Don’t drink alcohol unless you want an unpleasant journey. There’s nothing like wine-jetlag to make you wish you never booked the trip in the first place. Bringing your own water bottle makes staying hydrated an easy task and allows you to reduce the amount of jetlag you feel once you land. Cheers!
Long flights usually mean you’ll be transferring into a new timezone. Once you get onto the plane, change your electronics, watch, etc, to your new time. This will get you into the mindset of what’s to come. I tend to have a habit of comparing time while onboard (it’s 7 a.m. now but it’s actually 2 a.m. back home). Don’t. Enjoy your new timezone.
Eat At Appropriate Times
When coming to England from Ontario, you’ll be woken up around 2 a.m.

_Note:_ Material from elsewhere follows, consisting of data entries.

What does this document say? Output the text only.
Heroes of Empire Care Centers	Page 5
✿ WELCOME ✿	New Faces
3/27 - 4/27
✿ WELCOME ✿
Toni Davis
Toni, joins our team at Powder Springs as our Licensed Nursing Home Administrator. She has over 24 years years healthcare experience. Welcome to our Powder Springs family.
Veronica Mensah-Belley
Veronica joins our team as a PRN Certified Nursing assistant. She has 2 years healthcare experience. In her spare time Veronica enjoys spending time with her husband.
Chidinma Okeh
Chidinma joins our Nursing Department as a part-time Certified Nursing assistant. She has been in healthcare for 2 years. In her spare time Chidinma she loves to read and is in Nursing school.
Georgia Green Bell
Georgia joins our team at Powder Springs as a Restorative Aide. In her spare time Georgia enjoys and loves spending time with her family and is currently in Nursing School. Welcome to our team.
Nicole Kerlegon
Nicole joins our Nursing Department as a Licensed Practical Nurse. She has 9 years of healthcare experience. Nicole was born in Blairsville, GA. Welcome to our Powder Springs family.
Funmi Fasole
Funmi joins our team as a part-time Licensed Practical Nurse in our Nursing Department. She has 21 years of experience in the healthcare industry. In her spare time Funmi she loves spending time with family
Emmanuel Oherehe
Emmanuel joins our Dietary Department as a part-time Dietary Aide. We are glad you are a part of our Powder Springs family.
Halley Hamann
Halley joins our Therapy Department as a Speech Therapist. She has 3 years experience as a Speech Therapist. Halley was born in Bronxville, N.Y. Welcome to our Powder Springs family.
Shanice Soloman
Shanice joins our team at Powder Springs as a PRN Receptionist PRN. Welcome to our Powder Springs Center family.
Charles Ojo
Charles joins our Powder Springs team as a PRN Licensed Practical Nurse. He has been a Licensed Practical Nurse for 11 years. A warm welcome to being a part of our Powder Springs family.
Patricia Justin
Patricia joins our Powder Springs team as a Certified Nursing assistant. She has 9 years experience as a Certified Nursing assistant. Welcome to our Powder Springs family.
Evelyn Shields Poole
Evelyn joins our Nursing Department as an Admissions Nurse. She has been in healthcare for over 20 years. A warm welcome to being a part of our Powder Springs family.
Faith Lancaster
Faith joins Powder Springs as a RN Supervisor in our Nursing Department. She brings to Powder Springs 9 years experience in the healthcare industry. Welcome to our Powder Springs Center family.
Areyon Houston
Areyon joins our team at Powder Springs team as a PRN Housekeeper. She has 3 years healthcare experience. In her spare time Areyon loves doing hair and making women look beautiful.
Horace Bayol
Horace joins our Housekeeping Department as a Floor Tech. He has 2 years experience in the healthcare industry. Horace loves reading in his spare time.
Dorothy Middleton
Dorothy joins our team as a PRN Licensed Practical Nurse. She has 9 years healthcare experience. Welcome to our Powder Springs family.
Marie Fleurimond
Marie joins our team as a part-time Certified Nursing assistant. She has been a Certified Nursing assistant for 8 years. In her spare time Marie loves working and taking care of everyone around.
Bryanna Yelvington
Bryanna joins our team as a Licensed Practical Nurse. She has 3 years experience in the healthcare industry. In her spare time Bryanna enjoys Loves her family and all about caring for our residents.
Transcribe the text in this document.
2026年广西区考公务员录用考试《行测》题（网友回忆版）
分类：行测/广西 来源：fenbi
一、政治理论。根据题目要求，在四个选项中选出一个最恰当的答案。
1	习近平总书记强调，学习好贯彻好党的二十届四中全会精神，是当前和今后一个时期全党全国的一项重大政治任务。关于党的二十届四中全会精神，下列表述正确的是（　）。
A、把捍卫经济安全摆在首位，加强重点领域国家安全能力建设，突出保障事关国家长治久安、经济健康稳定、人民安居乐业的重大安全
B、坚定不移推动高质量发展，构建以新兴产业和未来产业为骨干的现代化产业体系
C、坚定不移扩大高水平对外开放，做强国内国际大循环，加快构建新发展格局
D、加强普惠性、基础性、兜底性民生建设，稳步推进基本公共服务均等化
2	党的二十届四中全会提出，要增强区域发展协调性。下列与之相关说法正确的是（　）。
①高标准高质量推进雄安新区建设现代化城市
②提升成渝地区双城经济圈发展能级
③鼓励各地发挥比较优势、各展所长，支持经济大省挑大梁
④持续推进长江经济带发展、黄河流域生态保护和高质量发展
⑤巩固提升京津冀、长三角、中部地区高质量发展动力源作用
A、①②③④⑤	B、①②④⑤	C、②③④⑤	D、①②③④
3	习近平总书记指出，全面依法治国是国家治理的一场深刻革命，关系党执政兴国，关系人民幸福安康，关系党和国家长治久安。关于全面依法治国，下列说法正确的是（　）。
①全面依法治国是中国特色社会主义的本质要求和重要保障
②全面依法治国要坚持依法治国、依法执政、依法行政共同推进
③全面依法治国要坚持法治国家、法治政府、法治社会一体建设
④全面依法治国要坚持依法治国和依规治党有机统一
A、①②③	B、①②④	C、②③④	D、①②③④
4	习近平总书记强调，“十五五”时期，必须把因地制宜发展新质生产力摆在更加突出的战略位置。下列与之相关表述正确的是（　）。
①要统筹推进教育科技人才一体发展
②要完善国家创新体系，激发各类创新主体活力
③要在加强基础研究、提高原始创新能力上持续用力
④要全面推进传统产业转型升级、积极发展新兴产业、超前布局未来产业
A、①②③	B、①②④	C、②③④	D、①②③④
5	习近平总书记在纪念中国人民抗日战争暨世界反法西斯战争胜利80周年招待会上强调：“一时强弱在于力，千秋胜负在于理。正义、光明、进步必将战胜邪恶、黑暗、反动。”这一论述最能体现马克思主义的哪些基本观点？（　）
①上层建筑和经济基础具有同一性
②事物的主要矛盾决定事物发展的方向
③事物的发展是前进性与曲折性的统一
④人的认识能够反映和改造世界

Canadian-time for breakfast. Eating at that hour is usually the last thing I want to do, but don’t skip it! Always eat at the designated times in order for your body to adapt to your new timezone. If you hate airplane food (like the entire world) make sure to buy food once you’re past airport security to bring onto the flight and eat at those times instead. Snacks like crackers and fruit (and chocolate) are always good options.
Aisle Seat! Always!
I used to hate taking the aisle because you don’t have a window to sleep on, but being able to get out of your seat easily (without having to wake anyone up) is totally needed, especially with bathroom trips due to all the water you’ll be drinking. Do not sit your entire flight! Having the aisle makes walking around easy, so take advantage of it and do some laps around the plane every few hours.
Stay Awake Once Landed
Whether I’m coming home to Canada or arriving in England, my first instinct is to sleep. I’m tired. Packing, security, flying and more security is tiring, but do not sleep right away. Force yourself to stay awake until an appropriate hour to make sure you adjust better to the local time. If you pass out for the night at 2 p.m., you’ll just make it harder on yourself in the long run.
At last, enjoy being in a new place! You’ve made it!